« Les avantages sont grands d’être parmi les premiers, et il est difficile de rattraper un retard. » – Placide Poba-Nzaou, professeur à l’École des sciences de la gestion de l’UQAM
USINE 4.0. Vous n’êtes pas certain de la marche à suivre pour passer au 4.0 ? Une bonne manière de lancer votre réflexion est de mieux comprendre comment s’y prennent les leaders dans le domaine. Voici donc un survol des meilleures pratiques observées par deux spécialistes.
« L’usine 4.0 est un phénomène assez récent, mais certaines entreprises se démarquent déjà, et il y a des leçons à tirer de leurs pratiques », assure Placide Poba-Nzaou, professeur à l’École des sciences de la gestion de l’Université du Québec à Montréal, spécialisé notamment en adoption des technologies de l’information et en transformations numériques.
Mais quelles leçons ? La première est que les entreprises qui ont réussi leur transformation sont celles qui ne percevaient pas la décision de passer au 4.0 comme un simple choix, mais carrément comme une nécessité, une question de survie.
« Lorsqu’on se met dans cet état d’esprit, ça vient complètement changer la dynamique de l’organisation et sa perception des efforts à déployer », dit M. Poba-Nzaou. Selon lui, le risque de disparaître advenant une résistance à la transformation 4.0 est bien réel pour les entreprises. Non seulement les concurrentes qui embrassent la quatrième révolution sont-elles en mesure de produire plus vite, mais elles le font également en améliorant la qualité et à moindre coût.
Les entreprises qui ont du succès dans leur transformation sont généralement aussi celles qui ne voient pas cette métamorphose comme un projet – semblable à l’implantation d’un progiciel de gestion intégrée, par exemple –, mais bien comme une nouvelle façon de travailler. « Cela signifie notamment de continuer à se remettre en question et de garder l’esprit ouvert à ce qui se fait de nouveau, parce que les technologies continuent d’évoluer, explique M. Poba-Nzaou. Ce n’est pas une transition ponctuelle. Il faut rester vigilant et penser en matière de changement continu. »

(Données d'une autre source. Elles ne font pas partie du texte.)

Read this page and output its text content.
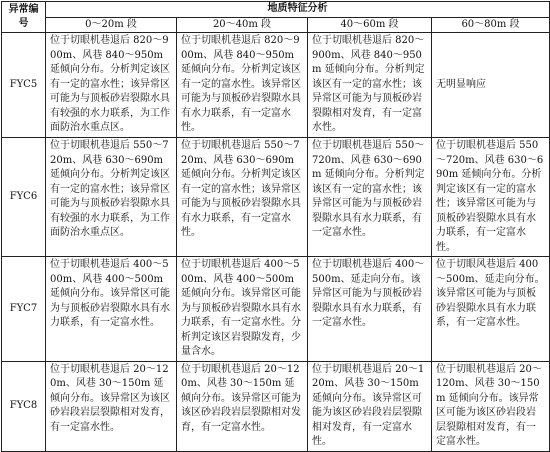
异常编号	地质特征分析			
	0～20m 段	20～40m 段	40～60m 段	60～80m 段
FYC5	位于切眼机巷退后 820～900m、风巷 840～950m 延倾向分布。分析判定该区有一定的富水性；该异常区可能为与顶板砂岩裂隙水具有较强的水力联系，为工作面防治水重点区。	位于切眼机巷退后 820～900m、风巷 840～950m 延倾向分布。分析判定该区有一定的富水性。该异常区可能为与顶板砂岩裂隙水具有水力联系，有一定富水性。	位于切眼机巷退后 820～900m、风巷 840～950m 延倾向分布。分析判定该区有一定的富水性；该异常区可能为与顶板砂岩裂隙相对发育，有一定富水性。	无明显响应
FYC6	位于切眼机巷退后 550～720m、风巷 630～690m 延倾向分布。分析判定该区有一定的富水性；该异常区可能为与顶板砂岩裂隙水具有较强的水力联系，为工作面防治水重点区。	位于切眼机巷退后 550～720m、风巷 630～690m 延倾向分布。分析判定该区有一定的富水性；该异常区可能为与顶板砂岩裂隙水具有水力联系，有一定富水性。	位于切眼机巷退后 550～720m、风巷 630～690m 延倾向分布。分析判定该区有一定的富水性；该异常区可能为与顶板砂岩裂隙水具有水力联系，有一定富水性。	位于切眼机巷退后 550～720m、风巷 630～690m 延倾向分布。分析判定该区有一定的富水性；该异常区可能为与顶板砂岩裂隙水具有水力联系，有一定富水性。
FYC7	位于切眼机巷退后 400～500m、风巷 400～500m 延倾向分布。该异常区可能为与顶板砂岩裂隙水具有水力联系，有一定富水性。	位于切眼机巷退后 400～500m、风巷 400～500m 延倾向分布。该异常区可能为与顶板砂岩裂隙水具有水力联系，有一定富水性。分析判定该区岩裂隙发育，少量含水。	位于切眼机巷退后 400～500m、延走向分布。该异常区可能为与顶板砂岩裂隙水具有水力联系，有一定富水性。	位于切眼风巷退后 400～500m、延走向分布。该异常区可能为与顶板砂岩裂隙水具有水力联系，有一定富水性。
FYC8	位于切眼机巷退后 20～120m、风巷 30～150m 延倾向分布。该异常区为该区砂岩段岩层裂隙相对发育，有一定富水性。	位于切眼机巷退后 20～120m、风巷 30～150m 延倾向分布。该异常区可能为该区砂岩段岩层裂隙相对发育，有一定富水性。	位于切眼机巷退后 20～120m、风巷 30～150m 延倾向分布。该异常区可能为该区砂岩段岩层裂隙相对发育，有一定富水性。	位于切眼机巷退后 20～120m、风巷 30～150m 延倾向分布。该异常区可能为该区砂岩段岩层裂隙相对发育，有一定富水性。
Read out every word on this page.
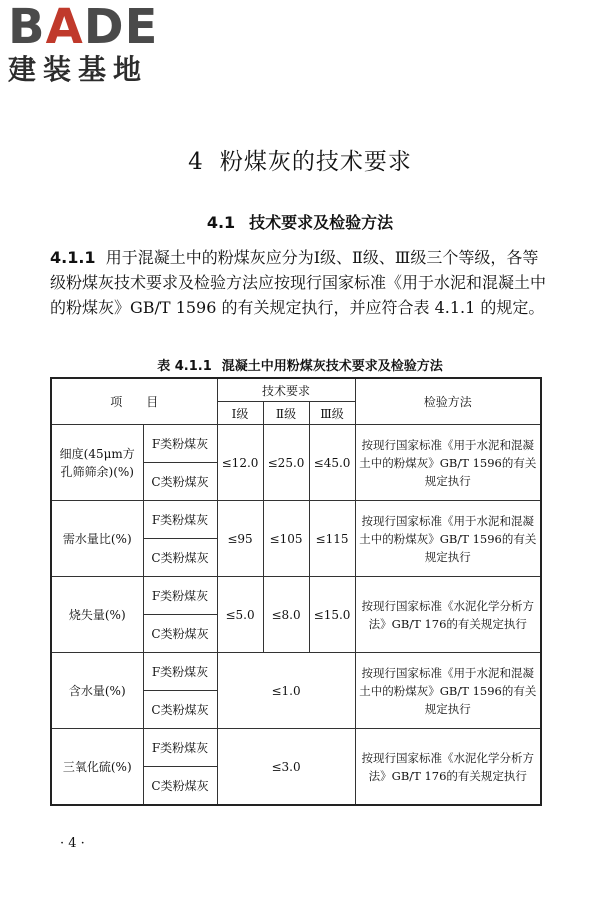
BADE
建装基地
4 粉煤灰的技术要求
4.1 技术要求及检验方法
4.1.1 用于混凝土中的粉煤灰应分为Ⅰ级、Ⅱ级、Ⅲ级三个等级，各等级粉煤灰技术要求及检验方法应按现行国家标准《用于水泥和混凝土中的粉煤灰》GB/T 1596 的有关规定执行，并应符合表 4.1.1 的规定。
表 4.1.1 混凝土中用粉煤灰技术要求及检验方法
项　　目		技术要求			检验方法
		Ⅰ级	Ⅱ级	Ⅲ级	
细度(45μm方孔筛筛余)(%)	F类粉煤灰	≤12.0	≤25.0	≤45.0	按现行国家标准《用于水泥和混凝土中的粉煤灰》GB/T 1596的有关规定执行
	C类粉煤灰				
需水量比(%)	F类粉煤灰	≤95	≤105	≤115	按现行国家标准《用于水泥和混凝土中的粉煤灰》GB/T 1596的有关规定执行
	C类粉煤灰				
烧失量(%)	F类粉煤灰	≤5.0	≤8.0	≤15.0	按现行国家标准《水泥化学分析方法》GB/T 176的有关规定执行
	C类粉煤灰				
含水量(%)	F类粉煤灰	≤1.0			按现行国家标准《用于水泥和混凝土中的粉煤灰》GB/T 1596的有关规定执行
	C类粉煤灰				
三氧化硫(%)	F类粉煤灰	≤3.0			按现行国家标准《水泥化学分析方法》GB/T 176的有关规定执行
	C类粉煤灰				
· 4 ·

Réfléchir, mais pas seulement
Une autre leçon à tirer de l’expérience des leaders du 4.0 est qu’il est important de ne pas tergiverser trop longtemps : le moment parfait n’existe pas, estime le professeur Poba-Nzaou. Selon lui, certains dirigeants et certaines entreprises pourraient avoir tendance à croire que les organisations qui ont réussi leur transformation avaient réuni tous ingrédients nécessaires avant de se lancer. À son avis, ce n’est pourtant pas le cas. « Pour la plupart, les conditions de réussite perçues n’étaient pas toutes réunies avant l’initiation de la transformation. Il ne faut donc pas attendre que la situation soit idéale ; il faut se lancer. »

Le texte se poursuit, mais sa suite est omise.